Monster By Walter Dean Myers: A Book Review

By: Rachel Lyle, February 17th, 2017

I am an English Literature Student at DelVal, so I take a large amount of literature courses. One of these many courses is one that I am currently taking called Young Adult and Adolescent Literature. One of the many books I have had to read so far for this course is the novel Monster by Walter Dean Myers. I have decided that I both love and hate this book at the same time.

I love the book because of the content of the story and what it’s about but not the way it’s written. I enjoyed reading the story and I think it is well written. The story is about a sixteen year old black boy named Steve, who has been arrested and is now on trial for felony murder. According to the Scholastic Inc. website,

Young, Black 16-year-old Steve Harmon, an amateur filmmaker, is on trial for the murder of a Harlem drugstore owner and could face the death penalty. Steve copes by writing a movie script based on his trial. But despite his efforts, reality is blurred until he can no longer tell who he is or what the truth is.

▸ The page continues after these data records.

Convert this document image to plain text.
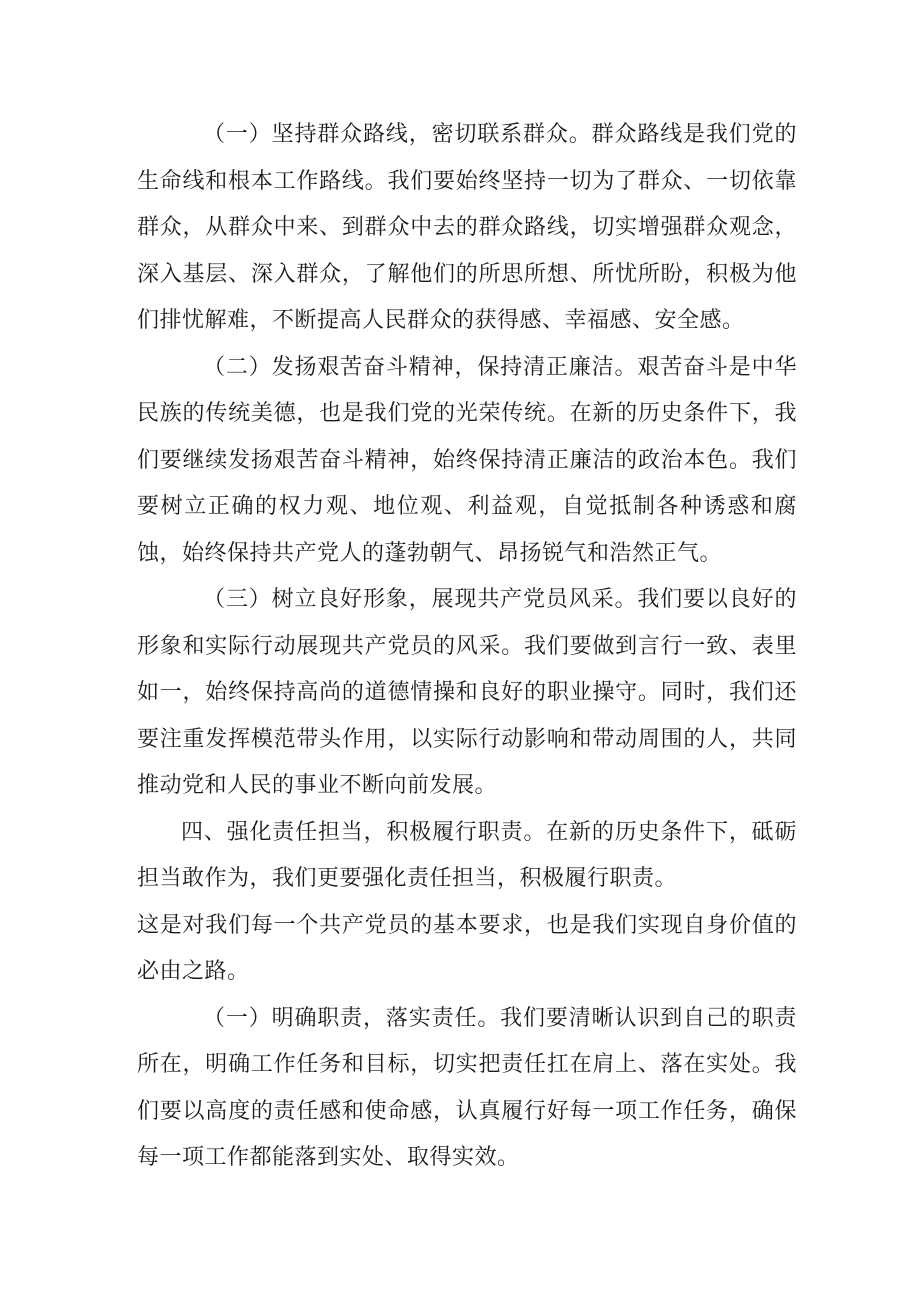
（一）坚持群众路线，密切联系群众。群众路线是我们党的生命线和根本工作路线。我们要始终坚持一切为了群众、一切依靠群众，从群众中来、到群众中去的群众路线，切实增强群众观念，深入基层、深入群众，了解他们的所思所想、所忧所盼，积极为他们排忧解难，不断提高人民群众的获得感、幸福感、安全感。

（二）发扬艰苦奋斗精神，保持清正廉洁。艰苦奋斗是中华民族的传统美德，也是我们党的光荣传统。在新的历史条件下，我们要继续发扬艰苦奋斗精神，始终保持清正廉洁的政治本色。我们要树立正确的权力观、地位观、利益观，自觉抵制各种诱惑和腐蚀，始终保持共产党人的蓬勃朝气、昂扬锐气和浩然正气。

（三）树立良好形象，展现共产党员风采。我们要以良好的形象和实际行动展现共产党员的风采。我们要做到言行一致、表里如一，始终保持高尚的道德情操和良好的职业操守。同时，我们还要注重发挥模范带头作用，以实际行动影响和带动周围的人，共同推动党和人民的事业不断向前发展。

四、强化责任担当，积极履行职责。在新的历史条件下，砥砺担当敢作为，我们更要强化责任担当，积极履行职责。

这是对我们每一个共产党员的基本要求，也是我们实现自身价值的必由之路。

（一）明确职责，落实责任。我们要清晰认识到自己的职责所在，明确工作任务和目标，切实把责任扛在肩上、落在实处。我们要以高度的责任感和使命感，认真履行好每一项工作任务，确保每一项工作都能落到实处、取得实效。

So since Steve is writing a movie based on the trial the book is written as if it is a screen play with what could be called journal entries intermittently placed between sections of the trial. Most of the book looks something like this,

MONSTER!

FADE IN: INTERIOR: Early morning in CELL BLOCK D, MANHATTAN DETENTION CENTER. Camera goes slowly down grim, gray corridor. There are sounds of inmates yelling from cell to cell; much of it is obscene. Most of the voices are clearly Black or Hispanic. Camera stops and slowly turns toward a cell.

INTERIOR: CELL. Sixteen-year-old STEVE HARMON is sitting on the edge of a metal cot, head in hands. He is thin, brown skinned. On the cot next to him are the suit and tie he is to wear to court for the start of his trial.

CUT TO: ERNIE, another prisoner, sitting on john, pants down.

CUT TO: SUNSET, another prisoner, pulling on T-shirt.

CUT TO: STEVE pulling blanket over his head as screen goes dark.

VOICE-OVER (VO)

Ain’t no use putting the blanket over your head, man. You can’t cut this out; this is reality. This is the real deal. VO continues with anonymous PRISONER explaining how the Detention Center is the real thing. As he does, words appear on the screen, just like the opening credits of the movie Star Wars, rolling from the bottom of the screen and shrinking until they are a blur on the top of the screen before rolling off into space.

As much I love the idea of writing this book in the form of a screen play, I don’t like it actually being written as a screen play. It’s really hard and annoying for me to read. Don’t get me wrong I loved reading the book for the content of the story and the characters in it I just don’t like the way it’s formatted. I really enjoyed reading it because it makes a statement and calls out our court and justice system for being messed up and showing how no one is trying to do anything to fix it, which I totally agree with, but I just find it annoying to do this in the form of screen play.

So for content I will give this book five out of five stars, but for the format I give it four and a half out of five stars. I say for an overall rating I’m giving it four stars out of five.